Kunsthaus Wiesbaden
„Memory in Action“: Ausstellung erinnert an Argentiniens Militärdiktatur
Eine Ausstellung im Kunsthaus Wiesbaden widmet sich jetzt einem Kapitel Geschichte, das bis heute nachhallt: Mit der Ausstellung „Memory in Action“ präsentiert der argentinische Künstler Marcelo Brodsky eindrucksvolle Arbeiten über Erinnerung, Verlust und Aufarbeitung.
Foto: Stadt Wiesbaden
Das Kunsthaus Wiesbaden präsentiert von Donnerstag, 26. März, bis Sonntag, 28. Juni, die Ausstellung „Memory in Action: Marcelo Brodsky“.
Im Mittelpunkt stehen Werke des argentinischen Künstlers und Menschenrechtsaktivisten, die sich mit Erinnerung, Aufarbeitung und den Folgen der Militärdiktatur auseinandersetzen.
Erinnerung an ein dunkles Kapitel
Anlässlich des 50. Jahrestags des Militärputsches vom 24. März 1976 rückt die Schau eines der brutalsten Regime des 20. Jahrhunderts in den Fokus. Marcelo Brodsky zählt zu den prägenden Stimmen der lateinamerikanischen Kunstszene.
Seine Arbeiten widmen sich der Rekonstruktion persönlicher und kollektiver Erinnerungen, um die Geschichte seiner Generation sichtbar zu machen.
Globale Anerkennung
Mit seinem Fotoessay „Buena Memoria“ erlangte Brodsky internationale Bekanntheit. Das Werk thematisiert die Deportation und Ermordung seiner Klassenkameraden und seines Bruders Fernando während der argentinischen Militärdiktatur.
Indem er historische Dokumente wie das heimlich aus dem Folterzentrum ESMA geschmuggelte Foto seines Bruders in Kunst überführt, schafft Brodsky eine eindringliche Form der Zeugenschaft.

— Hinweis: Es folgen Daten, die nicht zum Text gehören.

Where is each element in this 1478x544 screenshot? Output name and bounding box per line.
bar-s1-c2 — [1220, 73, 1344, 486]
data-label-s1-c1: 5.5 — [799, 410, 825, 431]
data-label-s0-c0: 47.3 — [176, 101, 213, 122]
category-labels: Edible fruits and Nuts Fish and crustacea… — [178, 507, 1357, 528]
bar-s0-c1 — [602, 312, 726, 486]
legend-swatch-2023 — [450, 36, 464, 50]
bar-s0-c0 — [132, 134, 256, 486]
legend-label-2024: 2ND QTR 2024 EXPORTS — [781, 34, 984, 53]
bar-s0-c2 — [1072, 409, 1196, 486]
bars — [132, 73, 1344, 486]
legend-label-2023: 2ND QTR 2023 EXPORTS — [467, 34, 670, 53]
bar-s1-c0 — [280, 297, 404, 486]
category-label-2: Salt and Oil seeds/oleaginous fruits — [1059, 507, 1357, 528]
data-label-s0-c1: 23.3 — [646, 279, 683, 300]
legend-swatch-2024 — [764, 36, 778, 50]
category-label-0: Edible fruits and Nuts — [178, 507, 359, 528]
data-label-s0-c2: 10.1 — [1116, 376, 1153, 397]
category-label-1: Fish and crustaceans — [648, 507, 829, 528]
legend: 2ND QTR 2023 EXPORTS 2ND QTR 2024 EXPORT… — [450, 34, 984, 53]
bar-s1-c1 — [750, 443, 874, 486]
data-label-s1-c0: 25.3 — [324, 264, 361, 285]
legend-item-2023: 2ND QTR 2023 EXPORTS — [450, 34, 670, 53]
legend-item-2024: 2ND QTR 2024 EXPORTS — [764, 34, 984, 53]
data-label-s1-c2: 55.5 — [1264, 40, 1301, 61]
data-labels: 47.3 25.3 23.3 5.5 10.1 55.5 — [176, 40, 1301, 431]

Ikonisches Mahnmal gegen das Vergessen
Ein zentrales Element der Ausstellung ist das Klassenfoto „La Clase“, das Brodsky künstlerisch bearbeitet hat. Es gilt heute als ikonisches Mahnmal gegen das Vergessen und ist ein wichtiger Bestandteil der argentinischen Erinnerungspolitik, die Gerechtigkeit und Aufarbeitung einfordert.
Mit der Ausstellung setzt das Kunsthaus seinen Themenschwerpunkt „Demokratieförderung durch Erinnerungskultur“ fort. Dieser widmet sich sowohl der Erinnerung an die Shoah als auch an andere Unrechtsregime weltweit.
Kooperationen und Eröffnung
Die Ausstellung entsteht in Zusammenarbeit mit „Mishpocha: The Art of Collaboration“ des Jüdischen Museums Frankfurt, der Heinrich-Böll-Stiftung, der Jüdischen Gemeinde Wiesbaden sowie im Rahmen der WDC 2026. Kuratiert wird sie von Professor Dr. Márcio Seligmann-Silva.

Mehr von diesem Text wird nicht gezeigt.